À l'été 2011, trois durs à cuire de la Ligue nationale de hockey sont morts : Derek Boogaard, Wade Belak et Rick Rypien. Le premier a fait une surdose. Les deux autres se sont suicidés.

Ils s'étaient tous les trois hissés jusqu'à la LNH grâce à leurs poings plus qu'à leur coup de patin. Ce qui a permis leur ascension, c'est que les bagarres auxquelles ils participaient faisaient - et c'est malheureusement toujours le cas - partie intégrante du spectacle offert par la ligue.

« Si la LNH avait travaillé plus fort pour éliminer les bagarres il y a une vingtaine d'années, la culture aurait-elle suffisamment changé pour empêcher la perte de ces trois vies cet été ? » Cette question dérangeante a, à l'époque, été posée par un journaliste du quotidien torontois The Globe and Mail.

Son article a fait réagir les responsables de la LNH, révèlent des échanges (troublants) de courriels rendus publics cette semaine dans le cadre d'une poursuite intentée par d'ex-joueurs.

On y apprend que ces dirigeants, lors de leurs discussions privées, admettaient déjà le lien entre les bagarres et de telles tragédies.

« Les bagarres augmentent la fréquence des blessures à la tête et des commotions cérébrales, ce qui augmente la fréquence des dépressions, ce qui augmente la fréquence des tragédies personnelles », a écrit le commissaire adjoint de la ligue, Bill Daly. Il donnait son avis à son patron, Gary Bettman, et à Brendan Shanahan, préfet de discipline.
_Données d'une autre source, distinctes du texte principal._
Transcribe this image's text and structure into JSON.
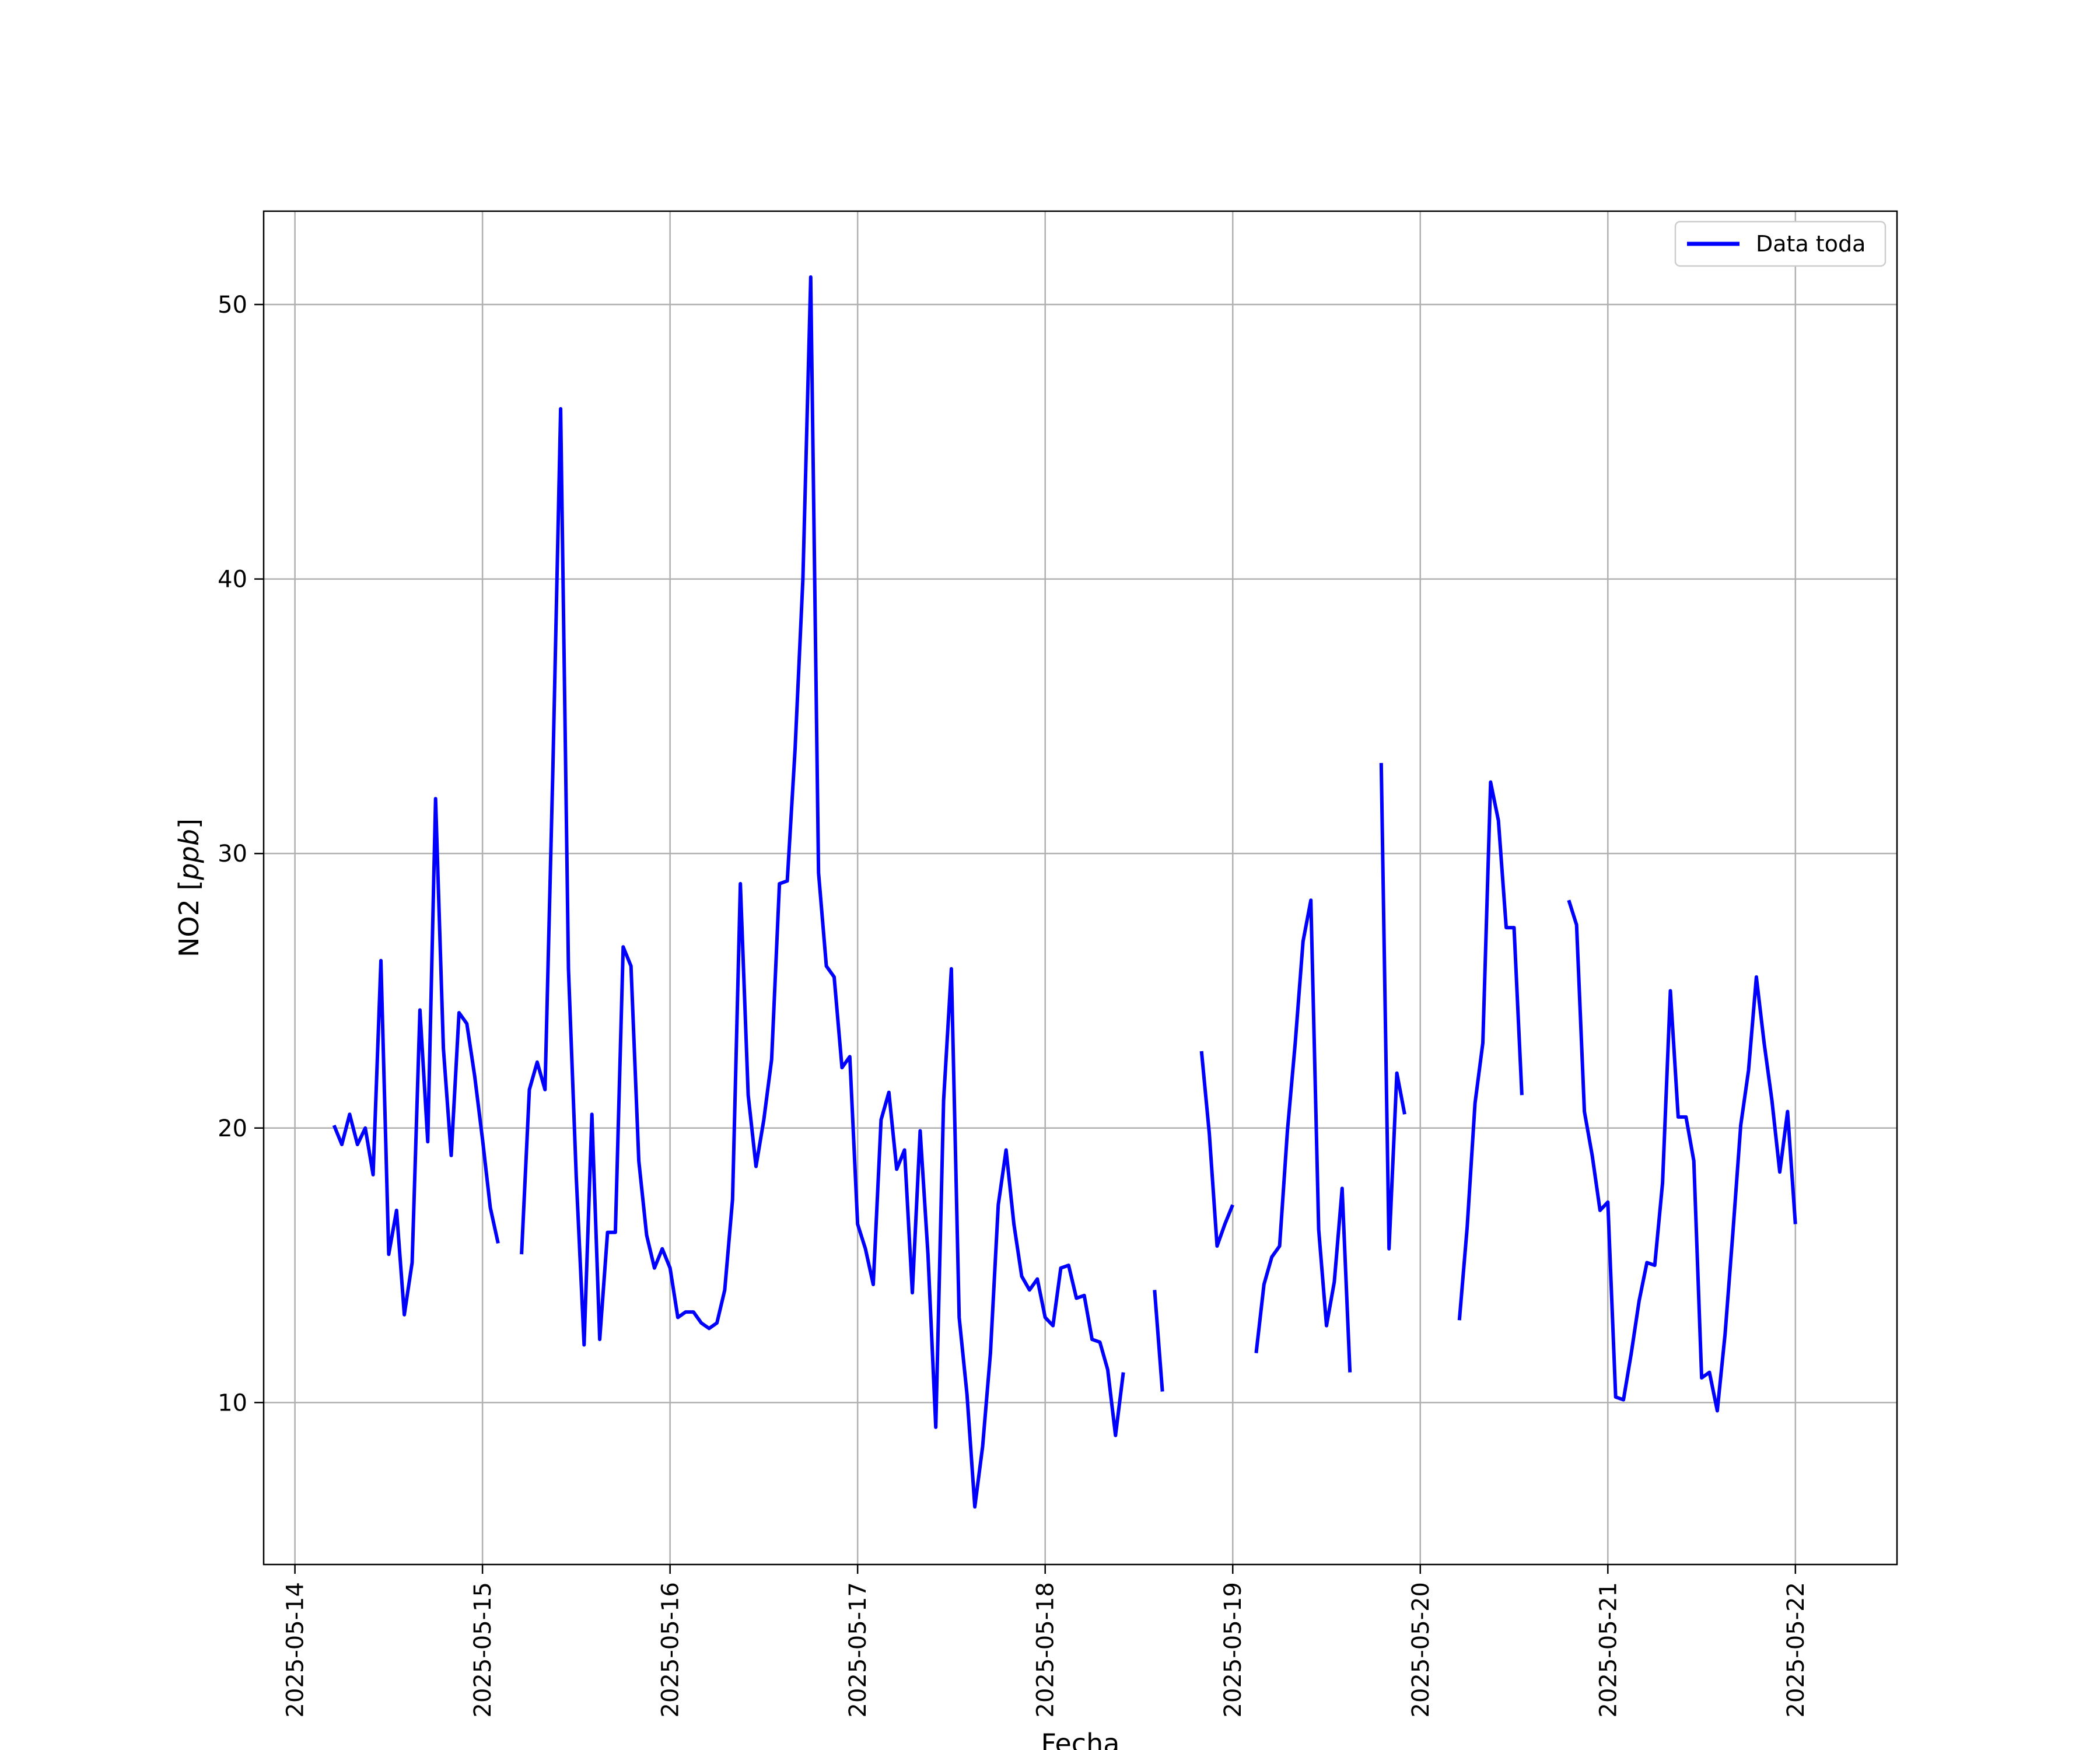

Ce dernier, dans un autre échange, suggérait pour sa part que son sport ne tolèrerait bientôt plus les bagarres. « Je pense que les bagarres, que ce soit en tant qu'outil ou stratégie, sont en train de disparaître du hockey. Nous pouvons soit prendre la tête ou être à la remorque (de ce mouvement) », a-t-il écrit. Il réagissait au fait que le hockey junior réfléchissait à l'idée de s'en débarrasser.

Depuis, qu'a fait la LNH pour faire diminuer le nombre de bagarres et, par conséquent, de tragédies ? Absolument rien. La ligue n'a ni ouvert le bal ni été à la remorque de quiconque.

Gary Bettman a plutôt mis ses deux pieds sur le frein. Pendant cinq ans.

Le grand patron de la LNH n'a pas seulement refusé de prendre ses responsabilités. Il a défendu les bagarres. « Je préfère qu'ils s'envoient des coups de poing que des coups de bâton », a-t-il dit publiquement en 2013, reprenant cet argument fallacieux selon lequel les joueurs règleront leurs comptes de façon plus dangereuse s'ils ne peuvent plus se battre.

L'opinion publique, au contraire de la LNH, a évolué. La même année, un sondage Angus Reid révélait qu'au Canada, les deux tiers des amateurs de notre sport national (68 %) estimaient que les bagarres n'ont plus leur place dans le hockey professionnel.

Le public est conscientisé. Les experts sont catastrophés (ils ont d'ailleurs découvert, en examinant le cerveau de Derek Boogaard, qu'il souffrait d'encéphalopathie traumatique chronique, comme plusieurs joueurs de football).

Les dirigeants du hockey professionnel, eux, se traînent les pieds. Ils continuent de traiter leurs joueurs en héros jetables après usage, sacrifiés sur l'autel des profits.